On the inadequate desks and teachers, he said the assembly would work with the district directorate of education to ensure that the packed desks were released to the pupils while efforts were made to assess the teacher needs of the school.
As conversations about the fate of the school go on, residents of Fuveme are anticipating that decision-makers will roll out their mitigation plan early enough to tame the ocean and save their land and school.
They can only hope.
I would like to voluntarily help them but I’m not a trained teacher; a Development Planner. It’s disheartening to hear these things happening in modern times. No child should be denied education because they found themselves in a community they didn’t choose for themselves.
I’m in Sunyani doing NABCO but would relocate to help, at least that’s meaningful and impactful.
TFE thank you for the story. It still baffles me why in this 21st-century, duty bearers sit back and allow such a solvable problem to overwhelm us. It is common knowledge that The Netherlands is completely below sea level and could or should have disappeared below the sea like the legendary city of Atlantis or Pompei. But the Dutch government and its people have found an engineering solution to the daunting problem. I recall my History teacher (who was British) in secondary school form one (1971) used to tell us that “God created the world but the Dutch made Holland.” Isn’t it amazing!!! Its time we solve this problem, after all a stitch in time saves nine.

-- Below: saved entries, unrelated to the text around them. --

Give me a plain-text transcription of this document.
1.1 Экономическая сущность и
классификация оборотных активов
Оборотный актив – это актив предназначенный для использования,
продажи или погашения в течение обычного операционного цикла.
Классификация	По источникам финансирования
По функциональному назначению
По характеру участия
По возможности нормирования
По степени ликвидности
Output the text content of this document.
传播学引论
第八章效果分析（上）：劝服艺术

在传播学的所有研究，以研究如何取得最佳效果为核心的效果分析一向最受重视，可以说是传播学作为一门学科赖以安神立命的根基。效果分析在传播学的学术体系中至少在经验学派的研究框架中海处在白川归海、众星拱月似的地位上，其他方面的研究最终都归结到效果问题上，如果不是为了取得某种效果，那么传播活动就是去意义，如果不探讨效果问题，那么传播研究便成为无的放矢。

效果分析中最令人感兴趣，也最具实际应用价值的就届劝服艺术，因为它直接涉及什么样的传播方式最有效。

Thanks very much for bringing the plight of these coastal communities to the fore.
I’m wondering what the political and other opinion leaders are waiting for to aggressively present their case to the appropriate quarters. These are the kinds of problems we voted them into office to solve….but alas, the priorities seemed screwed up big time. These problems have been there for a long time and nothing concrete is being done about them.
All what these so called politicians know to do is drive in expensive cars and waste our monies on unnecessary and expensive travels whiles their core jobs at solving our problems are left to the dogs.
My heart goes out to these communities. They need to start punishing these greedy politicians who fail to solve their problems.
A very big shame to the elites and politicians especially those from that part of the Volta for allowing our ancestral lands to be swallowed by the sea whiles they look on unconcerned. Their memory shall be wiped out and forgotten for their gross negligence and neglect of their ancestral land in favour of vanity. Shame to the presidents and ministers of state with the responsibility to solving these problems but looked away. Our ancestors will question n judge u in due time.
There’s a wind blowing. That wind will blow away all levels of incompetence, corruption, vanity and mediocrity from this our blessed land called ghana. It will eventually engulf the entire African continent.